【その8】 お内仏に法名軸を掛けますが位牌ではいけないのですか

真宗では、ご先祖の法名(ほうみょう)を記した掛軸(法名軸:左の写真参照)をお内仏の両側の壁に掛けます。法名軸の代わりとして法名記(過去帳)も用いますが、位牌(いはい)は用いません。


他宗では、広く位牌(霊牌ともいう)が用いられています。世間で「火事など万一の時はお位牌だけは持って逃げるように」などと言われますので、真宗のご門徒からも「私の家では位牌がないのですが…」、「位牌を作らないといけないのですか?」といった相談をよく受けます。


真宗で位牌を用いない理由は、位牌が霊魂観に基づくもので、仏教にはそぐわないからです。位牌は元来仏教のものではなく、儒教あるいは神道のしきたりに由来するものなのです。

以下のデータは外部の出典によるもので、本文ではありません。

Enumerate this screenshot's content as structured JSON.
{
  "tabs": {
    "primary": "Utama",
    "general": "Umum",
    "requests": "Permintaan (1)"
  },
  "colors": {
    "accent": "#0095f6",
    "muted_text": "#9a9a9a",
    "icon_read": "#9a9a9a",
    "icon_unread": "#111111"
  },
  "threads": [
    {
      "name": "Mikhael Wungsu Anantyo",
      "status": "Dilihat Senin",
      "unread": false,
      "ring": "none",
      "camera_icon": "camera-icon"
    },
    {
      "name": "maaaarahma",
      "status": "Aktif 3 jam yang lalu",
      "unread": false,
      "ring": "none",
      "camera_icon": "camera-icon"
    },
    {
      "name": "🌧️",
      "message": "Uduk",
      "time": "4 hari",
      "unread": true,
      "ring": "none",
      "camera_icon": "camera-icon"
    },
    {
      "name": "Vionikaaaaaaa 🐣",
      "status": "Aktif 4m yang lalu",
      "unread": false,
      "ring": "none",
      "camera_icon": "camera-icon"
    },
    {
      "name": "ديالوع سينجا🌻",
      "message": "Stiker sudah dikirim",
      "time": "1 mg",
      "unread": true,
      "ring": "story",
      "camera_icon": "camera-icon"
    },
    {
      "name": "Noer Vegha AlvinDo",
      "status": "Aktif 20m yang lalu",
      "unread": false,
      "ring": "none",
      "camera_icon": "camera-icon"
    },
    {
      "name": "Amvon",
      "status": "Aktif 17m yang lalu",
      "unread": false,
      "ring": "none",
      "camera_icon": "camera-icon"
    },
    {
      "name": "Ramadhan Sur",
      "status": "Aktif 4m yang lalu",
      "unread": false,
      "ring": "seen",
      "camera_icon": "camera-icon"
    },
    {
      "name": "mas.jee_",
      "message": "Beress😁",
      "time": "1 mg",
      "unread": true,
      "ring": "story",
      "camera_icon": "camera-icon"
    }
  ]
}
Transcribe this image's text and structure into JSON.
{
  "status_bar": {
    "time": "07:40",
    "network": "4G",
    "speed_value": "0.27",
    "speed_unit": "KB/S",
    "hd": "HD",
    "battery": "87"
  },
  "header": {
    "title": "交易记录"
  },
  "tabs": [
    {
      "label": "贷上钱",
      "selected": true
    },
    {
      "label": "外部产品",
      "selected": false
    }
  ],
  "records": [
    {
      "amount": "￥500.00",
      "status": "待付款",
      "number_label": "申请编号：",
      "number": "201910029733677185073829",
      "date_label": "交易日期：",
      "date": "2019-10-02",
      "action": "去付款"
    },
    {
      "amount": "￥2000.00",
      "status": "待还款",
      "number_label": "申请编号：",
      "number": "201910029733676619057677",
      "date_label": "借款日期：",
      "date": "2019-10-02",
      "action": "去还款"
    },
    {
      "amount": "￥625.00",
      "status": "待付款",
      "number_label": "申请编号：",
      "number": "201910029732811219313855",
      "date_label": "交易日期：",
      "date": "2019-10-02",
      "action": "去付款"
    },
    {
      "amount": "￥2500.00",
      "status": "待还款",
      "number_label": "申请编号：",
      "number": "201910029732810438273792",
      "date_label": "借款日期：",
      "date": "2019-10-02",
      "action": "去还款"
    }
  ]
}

お内仏に位牌があると、お参りをする時に位牌の方ばかり見てしまい、肝心の阿弥陀如来と向き合わなくなるといった実際上の問題もあります。


仏様となられたご先祖は、お参りをする私たちに本願念仏の道を勧め励まし、阿弥陀如来と私たちを引き合わせてくださっているのです。私たちを導き見守っているご先祖への感謝を表して法名軸を掛けているのですから、その他にわざわざ位牌を作ってお荘厳(かざり)する必要はありません。


法名軸は、一つのお軸に一人ずつ(夫婦などは二人並べて)法名を書くものと、「総法名軸」といって、一つのお軸に歴代全ての法名を書くものがあります。


法名軸の代わりに法名記(過去帳)を用いる場合、尊前(須弥壇(しゅみだん)上、ご本尊とお脇掛のすぐ前)には置きません。ご本尊やお脇掛が隠れてしまわないように、前卓、あるいはそれより下などに安置してください。